New research from CommunicationsMatch and RFP Associates finds that three-quarters of communications leaders surveyed rely on their industry experience, and two-thirds on word-of-mouth recommendations, to identify just two to five agency candidates for searches where they may spend as much as $1 million or more on the selected agency.
The new report, The Impact of the Agency Selection Process on Public Relations Programs and Outcomes, supported by Researchscape International, provides insights into how Fortune 1000 companies and not-for-profit associations search for and hire agencies—and points to opportunities on how to improve search outcomes for both client organizations and the agencies they engage.
“We found there’s a stark contrast between the process used to search for experienced employees and that for finding agencies,” said Steven Drake, principal with RFP Associates, in a news release. “Few organizations use a comprehensive search process or search tools and consultants for agencies, which would be standard practice for individual hires.”
The report also highlights links between a thorough search and hiring process and satisfaction with hired agencies. Despite the limited number of agency candidates in the selection process, about two-thirds of respondents said they use RFPs and other tools to evaluate agencies and select those best-suited for assignments.
The survey shows that RFPs are often incomplete and do not provide all the information agencies need to respond. More than half (54 percent) of respondents said their RFPs do not include a budget—a critical requirement for agencies.
The report also reveals that in many cases clients believed agencies are falling short. Agencies are often cited by client organizations as delivering boilerplate responses, upselling, and delivering off-base proposals.
“Despite high ‘overall’ satisfaction with agencies, clients were only moderately or less satisfied with agencies in critical areas including meeting objectives, proactivity, account management, staff turnover, and budgeting,” added Robert Udowitz, principal at RFP Associates, in the release. “As a result, it perhaps should not be a surprise that only three-in-ten of the primary agency relationships among those surveyed were reported to be four years or longer in length.”

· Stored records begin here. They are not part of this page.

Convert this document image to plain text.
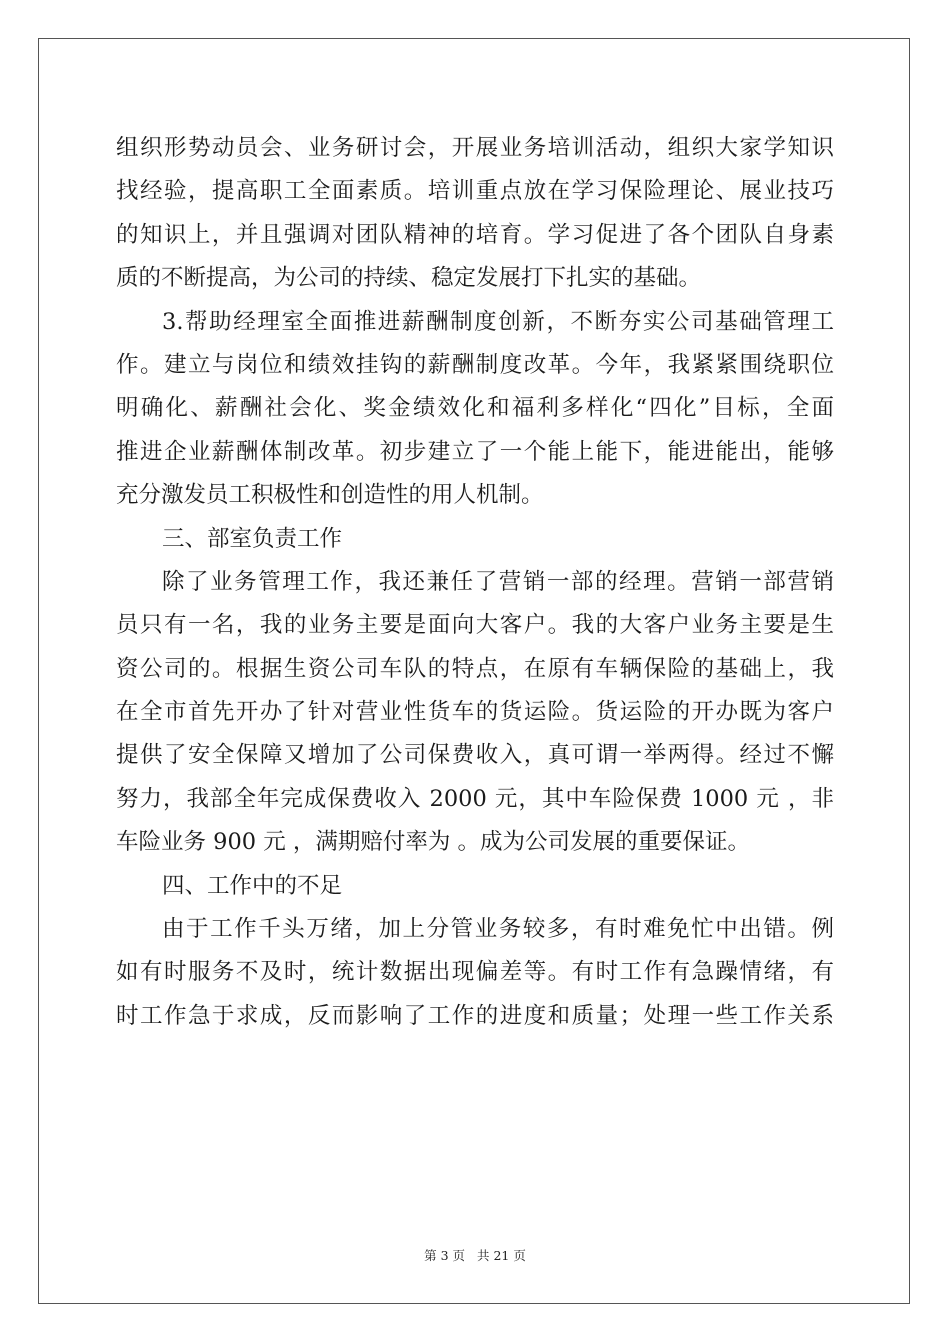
组织形势动员会、业务研讨会，开展业务培训活动，组织大家学知识
找经验，提高职工全面素质。培训重点放在学习保险理论、展业技巧
的知识上，并且强调对团队精神的培育。学习促进了各个团队自身素
质的不断提高，为公司的持续、稳定发展打下扎实的基础。
3.帮助经理室全面推进薪酬制度创新，不断夯实公司基础管理工
作。建立与岗位和绩效挂钩的薪酬制度改革。今年，我紧紧围绕职位
明确化、薪酬社会化、奖金绩效化和福利多样化“四化”目标，全面
推进企业薪酬体制改革。初步建立了一个能上能下，能进能出，能够
充分激发员工积极性和创造性的用人机制。
三、部室负责工作
除了业务管理工作，我还兼任了营销一部的经理。营销一部营销
员只有一名，我的业务主要是面向大客户。我的大客户业务主要是生
资公司的。根据生资公司车队的特点，在原有车辆保险的基础上，我
在全市首先开办了针对营业性货车的货运险。货运险的开办既为客户
提供了安全保障又增加了公司保费收入，真可谓一举两得。经过不懈
努力，我部全年完成保费收入 2000 元，其中车险保费 1000 元 ，非
车险业务 900 元 ，满期赔付率为 。成为公司发展的重要保证。
四、工作中的不足
由于工作千头万绪，加上分管业务较多，有时难免忙中出错。例
如有时服务不及时，统计数据出现偏差等。有时工作有急躁情绪，有
时工作急于求成，反而影响了工作的进度和质量；处理一些工作关系
第 3 页   共 21 页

The report also shows that satisfaction is directly connected to agency longevity—the longer the relationship, the higher the levels of client satisfaction. Notably, satisfaction with larger agencies being paid $1 million or more annually was lower than that for agency relationships where budgets were smaller.
The research data demonstrates that client expectations of agencies are more likely to be met if a thorough agency search process precedes the hiring of an agency. Overall satisfaction with agencies was highest when RFPs and other key components of a thorough search process had been employed.
“Our research shows that there are opportunities on both the client and agency side to improve the hiring process and achieve better outcomes,” added Simon Erskine Locke, founder & CEO of CommunicationsMatch, in the release. “Using search consultants and tools to cast the net wide at the beginning of a search, and having an effective and comprehensive RFQ and RFP process to evaluate and select agencies for interviews, clearly provides a path to better outcomes and hiring the best agency for the job.”
The first national survey of senior communications and marketing communications leaders focused on agency search practices, the research was developed with the support of the Institute for Public Relations (IPR), and input from agency and communications leaders. The results draw upon 89 responses to a research questionnaire fielded between February and April, 2019, and supplemental qualitative interviews. Initial findings were presented at the IPR Bridge Conference. The research report has been added to the IPR research library.